Full Text Search of PDF using Adobe Acrobat
Lately, everyone’s been asking me to help them find themselves…
After a talk at the Missouri Solo and Small Firm conference, I chatted with a solo real estate attorney who asked for my advice on developing a searchable article archive from the materials he had collected over the years. “How do I find the articles I need?” he asked.

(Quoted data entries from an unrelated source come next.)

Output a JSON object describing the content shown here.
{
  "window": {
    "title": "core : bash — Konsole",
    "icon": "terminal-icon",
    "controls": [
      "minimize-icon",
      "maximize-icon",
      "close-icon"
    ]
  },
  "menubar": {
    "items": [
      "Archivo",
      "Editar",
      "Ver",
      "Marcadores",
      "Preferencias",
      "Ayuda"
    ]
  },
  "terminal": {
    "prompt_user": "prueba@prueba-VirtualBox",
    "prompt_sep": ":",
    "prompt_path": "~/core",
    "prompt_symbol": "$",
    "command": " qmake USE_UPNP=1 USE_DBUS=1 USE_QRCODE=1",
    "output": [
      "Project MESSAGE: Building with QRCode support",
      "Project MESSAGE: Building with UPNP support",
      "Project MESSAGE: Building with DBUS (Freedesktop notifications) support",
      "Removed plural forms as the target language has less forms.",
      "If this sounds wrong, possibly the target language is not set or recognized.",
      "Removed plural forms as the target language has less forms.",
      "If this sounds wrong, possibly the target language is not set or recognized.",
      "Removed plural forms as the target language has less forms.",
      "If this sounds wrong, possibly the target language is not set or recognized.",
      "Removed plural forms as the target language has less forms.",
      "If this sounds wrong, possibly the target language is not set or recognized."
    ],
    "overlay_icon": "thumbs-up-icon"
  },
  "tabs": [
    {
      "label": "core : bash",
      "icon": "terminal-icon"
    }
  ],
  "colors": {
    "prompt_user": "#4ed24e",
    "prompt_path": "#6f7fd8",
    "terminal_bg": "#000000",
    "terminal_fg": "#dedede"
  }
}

I also talked to a lawyer who took on a probono criminal defense case. “How can I find where my client is mentioned in all the police records I was sent?” she asked.
And, at the LegalTech West show, a workman’s compensation investigator asked how to search medical records. “How can I apply notes to these handwritten medical records and find them later?” he asked.
In this article, I’ll discuss how to use Acrobat Professional to create a full-text index so you can find what you need… fast!
Read on to learn more…
Searching Beyond Text of the Document
Acrobat can find text in the following parts of a PDF:
- Text of the document (regular or OCR)
- Title, Subject, Author, Keyword (metadata)
- Notes and Annotations
- Bookmarks
- PDF Attachments
So, what does this mean for legal professionals?
- You can find words or phrases across multiple documents quickly to help you find key facts, names, places, etc. that are contained within the text of documents.
- You can capture your thinking about a document—in the PDF—while reviewing it using bookmarks and comment tools.
- You can later find documents by the notes and knowledge you’ve applied to them.
That’s powerful.
Setting up for Search
Step 1: Make sure your documents are text searchable by Acrobat
- Use Acrobat Optical Character Recognition (OCR) if you have paper documents or image-only PDFs in your document collection.
- Convert electronic files such as word processing, spreadsheets, etc. to PDF
Step 2: Locate and Segregate Documents
Depending on the type of project you have, you may wish to move similar documents to individual directories.
For example, let’s say you have accumulated several years of legal research on trusts. You may wish to segregate the documents by state or issue.
If you are indexing client files, you may wish to index by client or perhaps even by matter.
There’s no right or wrong way to organize your documents, but you do need to strike a balance between how much time you spend organizing your files and how easy it is to find what you need.
Create an Index
Follow these steps to create a full-text search index using Acrobat 8 Professional:
- In Acrobat X, open the Tools pane, then open the Document Processing section and choose Full Text Index with Catalog
In Acrobat 9, choose Advanced —>Document Processing —>Full Text Index with Catalog -
- Click the New Index button
- The Build Index window will appear:
-
- Give the index a name
- Enter a description of the index
- Choose the directory that will be indexed. All sub-directories will be indexed.
- Click the Build button
- Acrobat will create a .pdx (index) file at the top level of the directory you specified.
-
- Click the Save button.
- The Index Progress window will appear:
-
- Note that Acrobat will skip any documents which are secured with an Open password.
Attaching to the Index and Searching
Follow these steps to attach to the index you created:
- Choose Edit—>Search—or type—
- Windows: Control-Shift-F
Macintosh: Command-Shift-F - Acrobat will split your screen between the Search window and the Document window.
- In the Search window on the left, click on Advanced Search at the bottom:
- In the Advanced Search panel, click on the Look In menu and choose Select Index.
- The Index Selection window will appear.
Click the Add button
Locate the the index file (.pdx) that you created earlier. Normally, Acrobat will automatically find it for you. - Click OK
Searching the Index
Once you select an index, Acrobat will keep it selected so you can search against it.